Three Poems
by Kristin Camitta Zimet


MRS. CHARLES CHAPLIN
Portrait by George Romney, 1781, Oil on canvas


I’m not Mrs. Charles. She’s a mockup, satin doll
tailored tight at bosom and bustle. She can’t
breathe, except in measured stanzas, stilted iambs.
Mincing brush strokes. Mannered flourishes.
Never a dropped hairpin, a pulled stitch, a stray
ribbon. If her cheek is flushed, it is with rouge;
if her mind spreads, it’s stiff as a fan. But look
past her lap. Over in the sky I sail, blown loose,
hoydenish and stormy. Glorious. She thins
her lips in a hard smile and keeps on looking
anywhere but there. Which is a fine distraction.
I see you’re not fooled. Help me: don’t tell.
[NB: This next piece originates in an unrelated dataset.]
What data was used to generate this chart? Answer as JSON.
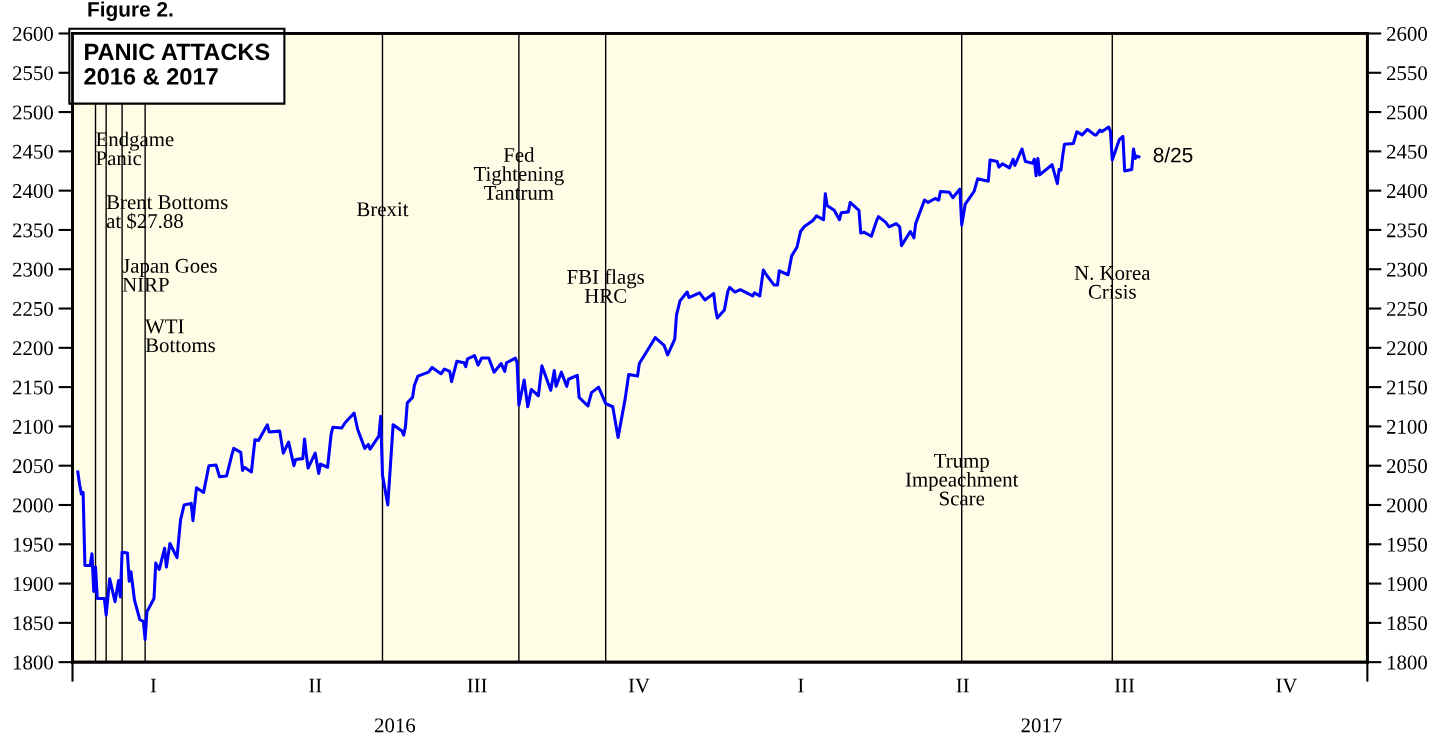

Charles Chaplin (1825-1891). “Madame Charles Chaplin”. Huile sur toile, 1863. Musée des Beaux-Arts de la Ville de Paris, Petit Palais.


PAINTING “THE BRIDGE”

I didn’t know I had to break the moon.
It stood before the bridge, a bright blot,
the way an angel can’t forsake the foreground. 
The way fear swims a nerve. 
The moon would not lie down.
Paint puddled there, like milk hit from my hands. 
It clung like the slick my father left 
in my pajama bottoms, in the bed
that would not swallow me.
It thickened like the glare 
the priest poured on my head 
for asking the bad questions 
while the light, the light fell on me, 
marking me, not an annunciation 
but a sign of quarantine. 

I pushed the brush, I used up all the white, 
but back behind the moon, up in the gap 
between the mother and the father piers 
the cables crossed like bitten lips, 
like one leg locking down 
the other leg, and falling lines 
chopped my horizon and my children’s up–
I didn’t know. 
I had to. 
Break. 

myface 
  slides between slats 
    of a steel playpen.  Lift
     me lift  
       me out: 
        Mommy/I  thirsty  

 kneewon’t.    touchdon’t

             allgone

rockabye, the sky 
is plowed with light. 


VERSIONS OF A PAINTING  

1.

The Baby is invisible. This is not 
about the Baby. Slapped upside-down 
six months ago, flattened beneath
a quilt, halved by the frame’s bottom, 
image slid away like a magician’s 
card. She is the mother’s mirror, 
under-queen of hearts. Patched-up,
her alphabet bisects at O. She is 
bottle-fed at blocked-out hours.

Diane Dennis

2.

On the primed canvas floats the first
mother-face. Over quilted squares, 
Z to O, it hovers, an illusion,
hair trapped into waves, lips slicked 
cadmium red. Pearls noose the neck 
in tight circles, under-grins below 
a change-purse pout. Spiked heels 
keep the feet from touching down.
A high blue frock closes the body.

3.

The next mother has a screwed-up 
mouth, scarf crammed in sleeve.   
The eyes shift left for a way out 
but the wall has no openings, only 
tacked-up futures: zero, a tangle 
of cut nerves. Bodice stripped, 
breasts minus nipples, her arms 
half curve over the baby, almost 
clamped for a carnival ride.

4.

The third face the mother gets
is round against the nursery’s 
corners and angles. Her breasts
pop up but her torso tenses,  
made to vanish under a long 
layered spell she tries to unsay. 
Mommy, she calls, Mommy.
The painter’s face dawns overhead.
From her brush, paint jets like milk.


Kristin Camitta Zimet is the author of a collection of poems, Take in My Arms the Dark. She was the longtime editor of The Sow’s Ear Poetry Review. She lives in the Shenandoah Valley, where she is a poet, artist, nature interpreter, and healer. A devoted member of the Virginia Master Naturalists and the Virginia Native Plant Society, she has been creating a Wildflower of the Week series, and interpretation for the Sensory Explorers’ Trail at Sky Meadows State Park.